In Black Bear Hunting, Blog

This is Memoir Chapter 5 from The Bear Hunting Obsession of a Driven Man, by Bill Wiesner.

As a bear hunting guide, I took only bow hunters and never had a problem filling my schedule. However, one year a rifle-using big game hunter from Michigan’s lower peninsula called. He was determined to hunt with me even though I told him I did not take gun hunters. He offered double the price of a bowhunt; that made the decision to accept him much easier.

One evening while other hunters in camp and I sat around the campfire telling 100 percent true hunting stories, in pulled a new pickup truck and out stepped a portly gentleman. As he walked up, we all noticed he was dressed like he had just stepped out of a Cabela’s catalog.

He joined us at fireside and as stories were told by other hunters in camp, he always added a bigger and better one.
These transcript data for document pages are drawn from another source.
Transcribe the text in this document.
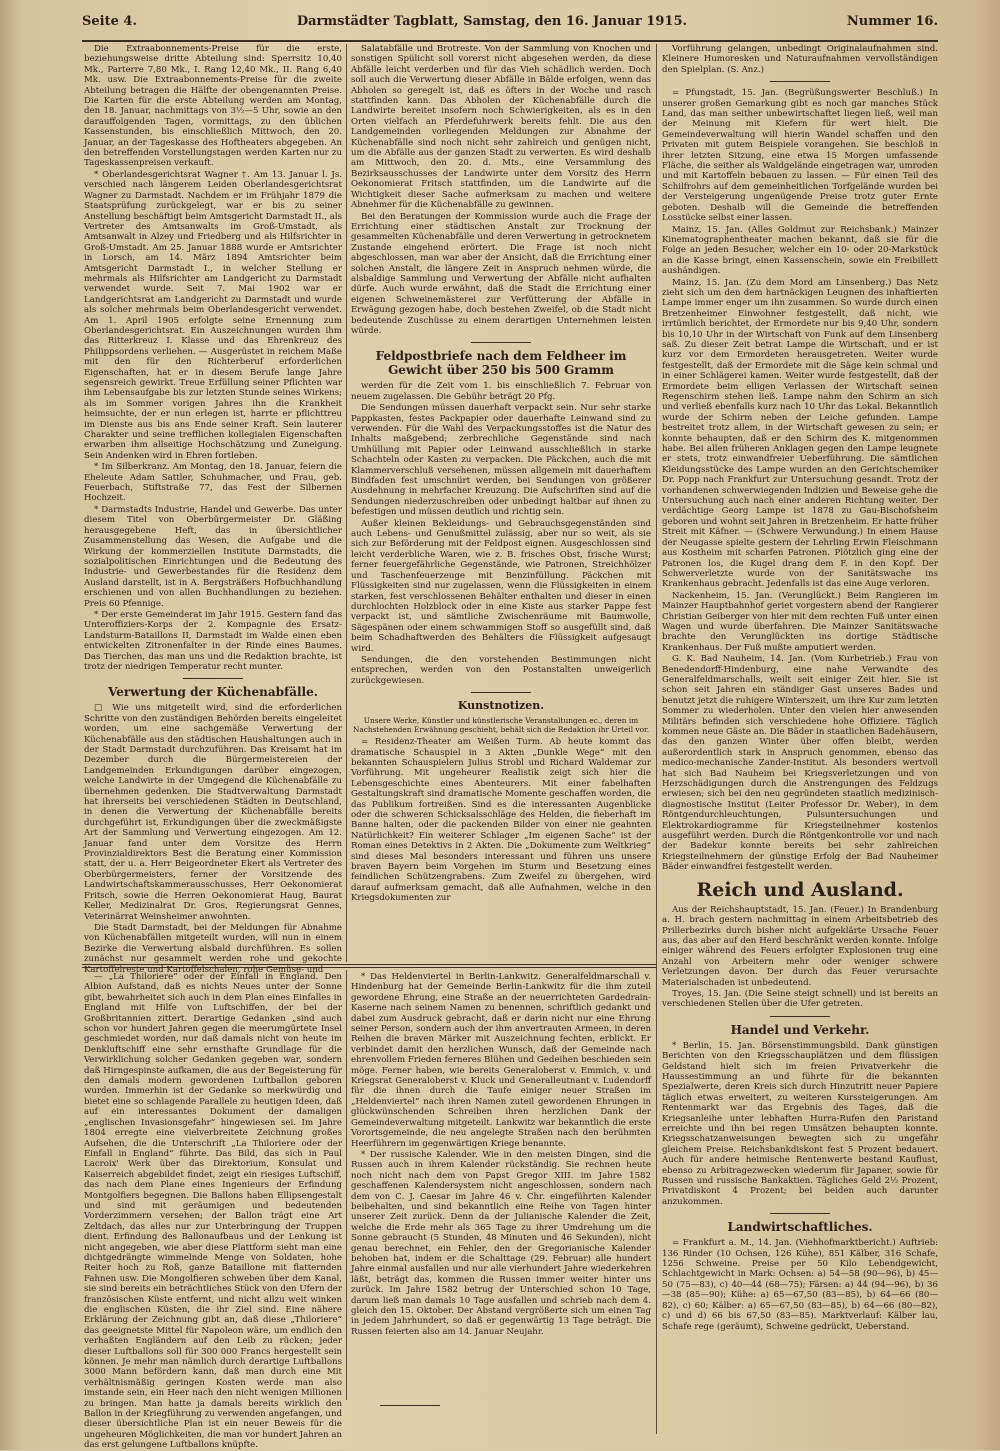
Seite 4.	Darmstädter Tagblatt, Samstag, den 16. Januar 1915.	Nummer 16.

Die Extraabonnements-Preise für die erste, beziehungsweise dritte Abteilung sind: Sperrsitz 10,40 Mk., Parterre 7,80 Mk., I. Rang 12,40 Mk., II. Rang 6,40 Mk. usw. Die Extraabonnements-Preise für die zweite Abteilung betragen die Hälfte der obengenannten Preise. Die Karten für die erste Abteilung werden am Montag, den 18. Januar, nachmittags von 3½—5 Uhr, sowie an den darauffolgenden Tagen, vormittags, zu den üblichen Kassenstunden, bis einschließlich Mittwoch, den 20. Januar, an der Tageskasse des Hoftheaters abgegeben. An den betreffenden Vorstellungstagen werden Karten nur zu Tageskassenpreisen verkauft.

* Oberlandesgerichtsrat Wagner †. Am 13. Januar l. Js. verschied nach längerem Leiden Oberlandesgerichtsrat Wagner zu Darmstadt. Nachdem er im Frühjahr 1879 die Staatsprüfung zurückgelegt, war er bis zu seiner Anstellung beschäftigt beim Amtsgericht Darmstadt II., als Vertreter des Amtsanwalts im Groß-Umstadt, als Amtsanwalt in Alzey und Friedberg und als Hilfsrichter in Groß-Umstadt. Am 25. Januar 1888 wurde er Amtsrichter in Lorsch, am 14. März 1894 Amtsrichter beim Amtsgericht Darmstadt I., in welcher Stellung er mehrmals als Hilfsrichter am Landgericht zu Darmstadt verwendet wurde. Seit 7. Mai 1902 war er Landgerichtsrat am Landgericht zu Darmstadt und wurde als solcher mehrmals beim Oberlandesgericht verwendet. Am 1. April 1905 erfolgte seine Ernennung zum Oberlandesgerichtsrat. Ein Auszeichnungen wurden ihm das Ritterkreuz I. Klasse und das Ehrenkreuz des Philippsordens verliehen. — Ausgerüstet in reichem Maße mit den für den Richterberuf erforderlichen Eigenschaften, hat er in diesem Berufe lange Jahre segensreich gewirkt. Treue Erfüllung seiner Pflichten war ihm Lebensaufgabe bis zur letzten Stunde seines Wirkens; als im Sommer vorigen Jahres ihn die Krankheit heimsuchte, der er nun erlegen ist, harrte er pflichttreu im Dienste aus bis ans Ende seiner Kraft. Sein lauterer Charakter und seine trefflichen kollegialen Eigenschaften erwarben ihm allseitige Hochschätzung und Zuneigung. Sein Andenken wird in Ehren fortleben.

* Im Silberkranz. Am Montag, den 18. Januar, feiern die Eheleute Adam Sattler, Schuhmacher, und Frau, geb. Feuerbach, Stiftstraße 77, das Fest der Silbernen Hochzeit.

* Darmstadts Industrie, Handel und Gewerbe. Das unter diesem Titel von Oberbürgermeister Dr. Gläßing herausgegebene Heft, das in übersichtlicher Zusammenstellung das Wesen, die Aufgabe und die Wirkung der kommerziellen Institute Darmstadts, die sozialpolitischen Einrichtungen und die Bedeutung des Industrie- und Gewerbestandes für die Residenz dem Ausland darstellt, ist in A. Bergsträßers Hofbuchhandlung erschienen und von allen Buchhandlungen zu beziehen. Preis 60 Pfennige.

* Der erste Gemeinderat im Jahr 1915. Gestern fand das Unteroffiziers-Korps der 2. Kompagnie des Ersatz-Landsturm-Bataillons II, Darmstadt im Walde einen eben entwickelten Zitronenfalter in der Rinde eines Baumes. Das Tierchen, das man uns und die Redaktion brachte, ist trotz der niedrigen Temperatur recht munter.

Verwertung der Küchenabfälle.

□ Wie uns mitgeteilt wird, sind die erforderlichen Schritte von den zuständigen Behörden bereits eingeleitet worden, um eine sachgemäße Verwertung der Küchenabfälle aus den städtischen Haushaltungen auch in der Stadt Darmstadt durchzuführen. Das Kreisamt hat im Dezember durch die Bürgermeistereien der Landgemeinden Erkundigungen darüber eingezogen, welche Landwirte in der Umgegend die Küchenabfälle zu übernehmen gedenken. Die Stadtverwaltung Darmstadt hat ihrerseits bei verschiedenen Städten in Deutschland, in denen die Verwertung der Küchenabfälle bereits durchgeführt ist, Erkundigungen über die zweckmäßigste Art der Sammlung und Verwertung eingezogen. Am 12. Januar fand unter dem Vorsitze des Herrn Provinzialdirektors Best die Beratung einer Kommission statt, der u. a. Herr Beigeordneter Ekert als Vertreter des Oberbürgermeisters, ferner der Vorsitzende des Landwirtschaftskammerausschusses, Herr Oekonomierat Fritsch, sowie die Herren Oekonomierat Haug, Baurat Keller, Medizinalrat Dr. Gros, Regierungsrat Gennes, Veterinärrat Weinsheimer anwohnten.

Die Stadt Darmstadt, bei der Meldungen für Abnahme von Küchenabfällen mitgeteilt wurden, will nun in einem Bezirke die Verwertung alsbald durchführen. Es sollen zunächst nur gesammelt werden rohe und gekochte Kartoffelreste und Kartoffelschalen, rohe Gemüse- und

Salatabfälle und Brotreste. Von der Sammlung von Knochen und sonstigen Spülicht soll vorerst nicht abgesehen werden, da diese Abfälle leicht verderben und für das Vieh schädlich werden. Doch soll auch die Verwertung dieser Abfälle in Bälde erfolgen, wenn das Abholen so geregelt ist, daß es öfters in der Woche und rasch stattfinden kann. Das Abholen der Küchenabfälle durch die Landwirte bereitet insofern noch Schwierigkeiten, als es in den Orten vielfach an Pferdefuhrwerk bereits fehlt. Die aus den Landgemeinden vorliegenden Meldungen zur Abnahme der Küchenabfälle sind noch nicht sehr zahlreich und genügen nicht, um die Abfälle aus der ganzen Stadt zu verwerten. Es wird deshalb am Mittwoch, den 20. d. Mts., eine Versammlung des Bezirksausschusses der Landwirte unter dem Vorsitz des Herrn Oekonomierat Fritsch stattfinden, um die Landwirte auf die Wichtigkeit dieser Sache aufmerksam zu machen und weitere Abnehmer für die Küchenabfälle zu gewinnen.

Bei den Beratungen der Kommission wurde auch die Frage der Errichtung einer städtischen Anstalt zur Trocknung der gesammelten Küchenabfälle und deren Verwertung in getrocknetem Zustande eingehend erörtert. Die Frage ist noch nicht abgeschlossen, man war aber der Ansicht, daß die Errichtung einer solchen Anstalt, die längere Zeit in Anspruch nehmen würde, die alsbaldige Sammlung und Verwertung der Abfälle nicht aufhalten dürfe. Auch wurde erwähnt, daß die Stadt die Errichtung einer eigenen Schweinemästerei zur Verfütterung der Abfälle in Erwägung gezogen habe, doch bestehen Zweifel, ob die Stadt nicht bedeutende Zuschüsse zu einem derartigen Unternehmen leisten würde.

Feldpostbriefe nach dem Feldheer im Gewicht über 250 bis 500 Gramm

werden für die Zeit vom 1. bis einschließlich 7. Februar von neuem zugelassen. Die Gebühr beträgt 20 Pfg.

Die Sendungen müssen dauerhaft verpackt sein. Nur sehr starke Pappkasten, festes Packpapier oder dauerhafte Leinwand sind zu verwenden. Für die Wahl des Verpackungsstoffes ist die Natur des Inhalts maßgebend; zerbrechliche Gegenstände sind nach Umhüllung mit Papier oder Leinwand ausschließlich in starke Schachteln oder Kasten zu verpacken. Die Päckchen, auch die mit Klammerverschluß versehenen, müssen allgemein mit dauerhaftem Bindfaden fest umschnürt werden, bei Sendungen von größerer Ausdehnung in mehrfacher Kreuzung. Die Aufschriften sind auf die Sendungen niederzuschreiben oder unbedingt haltbar auf ihnen zu befestigen und müssen deutlich und richtig sein.

Außer kleinen Bekleidungs- und Gebrauchsgegenständen sind auch Lebens- und Genußmittel zulässig, aber nur so weit, als sie sich zur Beförderung mit der Feldpost eignen. Ausgeschlossen sind leicht verderbliche Waren, wie z. B. frisches Obst, frische Wurst; ferner feuergefährliche Gegenstände, wie Patronen, Streichhölzer und Taschenfeuerzeuge mit Benzinfüllung. Päckchen mit Flüssigkeiten sind nur zugelassen, wenn die Flüssigkeiten in einem starken, fest verschlossenen Behälter enthalten und dieser in einen durchlochten Holzblock oder in eine Kiste aus starker Pappe fest verpackt ist, und sämtliche Zwischenräume mit Baumwolle, Sägespänen oder einem schwammigen Stoff so ausgefüllt sind, daß beim Schadhaftwerden des Behälters die Flüssigkeit aufgesaugt wird.

Sendungen, die den vorstehenden Bestimmungen nicht entsprechen, werden von den Postanstalten unweigerlich zurückgewiesen.

Kunstnotizen.
Unsere Werke, Künstler und künstlerische Veranstaltungen ec., deren im Nachstehenden Erwähnung geschieht, behält sich die Redaktion ihr Urteil vor.

= Residenz-Theater am Weißen Turm. Ab heute kommt das dramatische Schauspiel in 3 Akten „Dunkle Wege“ mit den bekannten Schauspielern Julius Strobl und Richard Waldemar zur Vorführung. Mit ungeheurer Realistik zeigt sich hier die Lebensgeschichte eines Abenteurers. Mit einer fabelhaften Gestaltungskraft sind dramatische Momente geschaffen worden, die das Publikum fortreißen. Sind es die interessanten Augenblicke oder die schweren Schicksalsschläge des Helden, die fieberhaft im Banne halten, oder die packenden Bilder von einer nie geahnten Natürlichkeit? Ein weiterer Schlager „Im eigenen Sache“ ist der Roman eines Detektivs in 2 Akten. Die „Dokumente zum Weltkrieg“ sind dieses Mal besonders interessant und führen uns unsere braven Bayern beim Vorgehen im Sturm und Besetzung eines feindlichen Schützengrabens. Zum Zweifel zu übergehen, wird darauf aufmerksam gemacht, daß alle Aufnahmen, welche in den Kriegsdokumenten zur

Vorführung gelangen, unbedingt Originalaufnahmen sind. Kleinere Humoresken und Naturaufnahmen vervollständigen den Spielplan. (S. Anz.)

= Pfungstadt, 15. Jan. (Begrüßungswerter Beschluß.) In unserer großen Gemarkung gibt es noch gar manches Stück Land, das man seither unbewirtschaftet liegen ließ, weil man der Meinung mit Kiefern für wert hielt. Die Gemeindeverwaltung will hierin Wandel schaffen und den Privaten mit gutem Beispiele vorangehen. Sie beschloß in ihrer letzten Sitzung, eine etwa 15 Morgen umfassende Fläche, die seither als Waldgelände eingetragen war, umroden und mit Kartoffeln bebauen zu lassen. — Für einen Teil des Schilfrohrs auf dem gemeinheitlichen Torfgelände wurden bei der Versteigerung ungenügende Preise trotz guter Ernte geboten. Deshalb will die Gemeinde die betreffenden Losstücke selbst einer lassen.

Mainz, 15. Jan. (Alles Goldmut zur Reichsbank.) Mainzer Kinematographentheater machen bekannt, daß sie für die Folge an jeden Besucher, welcher ein 10- oder 20-Markstück an die Kasse bringt, einen Kassenschein, sowie ein Freibillett aushändigen.

Mainz, 15. Jan. (Zu dem Mord am Linsenberg.) Das Netz zieht sich um den dem hartnäckigen Leugnen des inhaftierten Lampe immer enger um ihn zusammen. So wurde durch einen Bretzenheimer Einwohner festgestellt, daß nicht, wie irrtümlich berichtet, der Ermordete nur bis 9,40 Uhr, sondern bis 10,10 Uhr in der Wirtschaft von Funk auf dem Linsenberg saß. Zu dieser Zeit betrat Lampe die Wirtschaft, und er ist kurz vor dem Ermordeten herausgetreten. Weiter wurde festgestellt, daß der Ermordete mit die Säge kein schmal und in einer Schlägerei kamen. Weiter wurde festgestellt, daß der Ermordete beim elligen Verlassen der Wirtschaft seinen Regenschirm stehen ließ. Lampe nahm den Schirm an sich und verließ ebenfalls kurz nach 10 Uhr das Lokal. Bekanntlich wurde der Schirm neben der Leiche gefunden. Lampe bestreitet trotz allem, in der Wirtschaft gewesen zu sein; er konnte behaupten, daß er den Schirm des K. mitgenommen habe. Bei allen früheren Anklagen gegen den Lampe leugnete er stets, trotz einwandfreier Ueberführung. Die sämtlichen Kleidungsstücke des Lampe wurden an den Gerichtschemiker Dr. Popp nach Frankfurt zur Untersuchung gesandt. Trotz der vorhandenen schwerwiegenden Indizien und Beweise gehe die Untersuchung auch nach einer anderen Richtung weiter. Der verdächtige Georg Lampe ist 1878 zu Gau-Bischofsheim geboren und wohnt seit Jahren in Bretzenheim. Er hatte früher Streit mit Käfner. — (Schwere Verwundung.) In einem Hause der Neugasse spielte gestern der Lehrling Erwin Fleischmann aus Kostheim mit scharfen Patronen. Plötzlich ging eine der Patronen los, die Kugel drang dem F. in den Kopf. Der Schwerverletzte wurde von der Sanitätswache ins Krankenhaus gebracht. Jedenfalls ist das eine Auge verloren.

Nackenheim, 15. Jan. (Verunglückt.) Beim Rangieren im Mainzer Hauptbahnhof geriet vorgestern abend der Rangierer Christian Geiberger von hier mit dem rechten Fuß unter einen Wagen und wurde überfahren. Die Mainzer Sanitätswache brachte den Verunglückten ins dortige Städtische Krankenhaus. Der Fuß mußte amputiert werden.

G. K. Bad Nauheim, 14. Jan. (Vom Kurbetrieb.) Frau von Benedendorff-Hindenburg, eine nahe Verwandte des Generalfeldmarschalls, weilt seit einiger Zeit hier. Sie ist schon seit Jahren ein ständiger Gast unseres Bades und benutzt jetzt die ruhigere Winterszeit, um ihre Kur zum letzten Sommer zu wiederholen. Unter den vielen hier anwesenden Militärs befinden sich verschiedene hohe Offiziere. Täglich kommen neue Gäste an. Die Bäder in staatlichen Badehäusern, das den ganzen Winter über offen bleibt, werden außerordentlich stark in Anspruch genommen, ebenso das medico-mechanische Zander-Institut. Als besonders wertvoll hat sich Bad Nauheim bei Kriegsverletzungen und von Herzschädigungen durch die Anstrengungen des Feldzugs erwiesen; sich bei den neu gegründeten staatlich medizinisch-diagnostische Institut (Leiter Professor Dr. Weber), in dem Röntgendurchleuchtungen, Pulsuntersuchungen und Elektrokardiogramme für Kriegsteilnehmer kostenlos ausgeführt werden. Durch die Röntgenkontrolle vor und nach der Badekur konnte bereits bei sehr zahlreichen Kriegsteilnehmern der günstige Erfolg der Bad Nauheimer Bäder einwandfrei festgestellt werden.

Reich und Ausland.

Aus der Reichshauptstadt, 15. Jan. (Feuer.) In Brandenburg a. H. brach gestern nachmittag in einem Arbeitsbetrieb des Prillerbezirks durch bisher nicht aufgeklärte Ursache Feuer aus, das aber auf den Herd beschränkt werden konnte. Infolge einiger während des Feuers erfolgter Explosionen trug eine Anzahl von Arbeitern mehr oder weniger schwere Verletzungen davon. Der durch das Feuer verursachte Materialschaden ist unbedeutend.

Troyes, 15. Jan. (Die Seine steigt schnell) und ist bereits an verschiedenen Stellen über die Ufer getreten.

Handel und Verkehr.

* Berlin, 15. Jan. Börsenstimmungsbild. Dank günstigen Berichten von den Kriegsschauplätzen und dem flüssigen Geldstand hielt sich im freien Privatverkehr die Haussestimmung an und führte für die bekannten Spezialwerte, deren Kreis sich durch Hinzutritt neuer Papiere täglich etwas erweitert, zu weiteren Kurssteigerungen. Am Rentenmarkt war das Ergebnis des Tages, daß die Kriegsanleihe unter lebhaften Hurra-Rufen den Paristand erreichte und ihn bei regen Umsätzen behaupten konnte. Kriegsschatzanweisungen bewegten sich zu ungefähr gleichem Preise. Reichsbankdiskont fest 5 Prozent bedauert. Auch für andere heimische Rentenwerte bestand Kauflust, ebenso zu Arbitragezwecken wiederum für Japaner, sowie für Russen und russische Bankaktien. Tägliches Geld 2½ Prozent, Privatdiskont 4 Prozent; bei beiden auch darunter anzukommen.

Landwirtschaftliches.

= Frankfurt a. M., 14. Jan. (Viehhofmarktbericht.) Auftrieb: 136 Rinder (10 Ochsen, 126 Kühe), 851 Kälber, 316 Schafe, 1256 Schweine. Preise per 50 Kilo Lebendgewicht, Schlachtgewicht in Mark: Ochsen: a) 54—58 (90—96), b) 45—50 (75—83), c) 40—44 (68—75); Färsen: a) 44 (94—96), b) 36—38 (85—90); Kühe: a) 65—67,50 (83—85), b) 64—66 (80—82), c) 60; Kälber: a) 65—67,50 (83—85), b) 64—66 (80—82), c) und d) 66 bis 67,50 (83—85). Marktverlauf: Kälber lau, Schafe rege (geräumt), Schweine gedrückt, Ueberstand.

— „La Thiloriere“ oder der Einfall in England. Den Albion Aufstand, daß es nichts Neues unter der Sonne gibt, bewahrheitet sich auch in dem Plan eines Einfalles in England mit Hilfe von Luftschiffen, der bei der Großbritannien zittert. Derartige Gedanken „sind auch schon vor hundert Jahren gegen die meerumgürtete Insel geschmiedet worden, nur daß damals nicht von heute im Denkluftschiff eine sehr ernsthafte Grundlage für die Verwirklichung solcher Gedanken gegeben war, sondern daß Hirngespinste aufkamen, die aus der Begeisterung für den damals modern gewordenen Luftballon geboren wurden. Immerhin ist der Gedanke so merkwürdig und bietet eine so schlagende Parallele zu heutigen Ideen, daß auf ein interessantes Dokument der damaligen „englischen Invasionsgefahr“ hingewiesen sei. Im Jahre 1804 erregte eine vielverbreitete Zeichnung großes Aufsehen, die die Unterschrift „La Thiloriere oder der Einfall in England“ führte. Das Bild, das sich in Paul Lacroix' Werk über das Direktorium, Konsulat und Kaiserreich abgebildet findet, zeigt ein riesiges Luftschiff, das nach dem Plane eines Ingenieurs der Erfindung Montgolfiers begegnen. Die Ballons haben Ellipsengestalt und sind mit geräumigen und bedeutenden Vorderzimmern versehen; der Ballon trägt eine Art Zeltdach, das alles nur zur Unterbringung der Truppen dient. Erfindung des Ballonaufbaus und der Lenkung ist nicht angegeben, wie aber diese Plattform sieht man eine dichtgedrängte wimmelnde Menge von Soldaten, hohe Reiter hoch zu Roß, ganze Bataillone mit flatternden Fahnen usw. Die Mongolfieren schweben über dem Kanal, sie sind bereits ein beträchtliches Stück von den Ufern der französischen Küste entfernt, und nicht allzu weit winken die englischen Küsten, die ihr Ziel sind. Eine nähere Erklärung der Zeichnung gibt an, daß diese „Thiloriere“ das geeignetste Mittel für Napoleon wäre, um endlich den verhaßten Engländern auf den Leib zu rücken; jeder dieser Luftballons soll für 300 000 Francs hergestellt sein können. Je mehr man nämlich durch derartige Luftballons 3000 Mann befördern kann, daß man durch eine Mit verhältnismäßig geringen Kosten werde man also imstande sein, ein Heer nach den nicht wenigen Millionen zu bringen. Man hatte ja damals bereits wirklich den Ballon in der Kriegführung zu verwenden angefangen, und dieser übersichtliche Plan ist ein neuer Beweis für die ungeheuren Möglichkeiten, die man vor hundert Jahren an das erst gelungene Luftballons knüpfte.

* Das Heldenviertel in Berlin-Lankwitz. Generalfeldmarschall v. Hindenburg hat der Gemeinde Berlin-Lankwitz für die ihm zuteil gewordene Ehrung, eine Straße an der neuerrichteten Gardedrain-Kaserne nach seinem Namen zu benennen, schriftlich gedankt und dabei zum Ausdruck gebracht, daß er darin nicht nur eine Ehrung seiner Person, sondern auch der ihm anvertrauten Armeen, in deren Reihen die braven Märker mit Auszeichnung fechten, erblickt. Er verbindet damit den herzlichen Wunsch, daß der Gemeinde nach ehrenvollem Frieden ferneres Blühen und Gedeihen beschieden sein möge. Ferner haben, wie bereits Generaloberst v. Emmich, v. und Kriegsrat Generaloberst v. Kluck und Generalleutnant v. Ludendorff für die ihnen durch die Taufe einiger neuer Straßen im „Heldenviertel“ nach ihren Namen zuteil gewordenen Ehrungen in glückwünschenden Schreiben ihren herzlichen Dank der Gemeindeverwaltung mitgeteilt. Lankwitz war bekanntlich die erste Vorortsgemeinde, die neu angelegte Straßen nach den berühmten Heerführern im gegenwärtigen Kriege benannte.

* Der russische Kalender. Wie in den meisten Dingen, sind die Russen auch in ihrem Kalender rückständig. Sie rechnen heute noch nicht nach dem von Papst Gregor XIII. im Jahre 1582 geschaffenen Kalendersystem nicht angeschlossen, sondern nach dem von C. J. Caesar im Jahre 46 v. Chr. eingeführten Kalender beibehalten, und sind bekanntlich eine Reihe von Tagen hinter unserer Zeit zurück. Denn da der Julianische Kalender die Zeit, welche die Erde mehr als 365 Tage zu ihrer Umdrehung um die Sonne gebraucht (5 Stunden, 48 Minuten und 46 Sekunden), nicht genau berechnet, ein Fehler, den der Gregorianische Kalender behoben hat, indem er die Schalttage (29. Februar) alle hundert Jahre einmal ausfallen und nur alle vierhundert Jahre wiederkehren läßt, beträgt das, kommen die Russen immer weiter hinter uns zurück. Im Jahre 1582 betrug der Unterschied schon 10 Tage, darum ließ man damals 10 Tage ausfallen und schrieb nach dem 4. gleich den 15. Oktober. Der Abstand vergrößerte sich um einen Tag in jedem Jahrhundert, so daß er gegenwärtig 13 Tage beträgt. Die Russen feierten also am 14. Januar Neujahr.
He was soon nicknamed One-Up and referred to as such in our conversations when he wasn’t around.

Here’s why:

  • One hunter said he had hunted the Big 5 in Africa. One-Up said he had done that twice.
  • Another hunter mentioned he once killed a whitetail at more than 500 yards. One-Up commented that he shot one at more than 1,000 yards with a custom bull-barreled .375 Magnum.
  • A third hunter mentioned he had been hired by his state’s DNR to help eliminate coyotes in the urban area where he lived. One-Up said he had been commissioned by an African government to kill a rogue lion.

As the fireside story-telling ended, One-Up stayed back to ask a question. “What do you do if a bear tries to climb your tree?”

Without missing a beat, I told him everyone knows you sprinkle pepper around the base of your tree. He acknowledged my reply and walked away.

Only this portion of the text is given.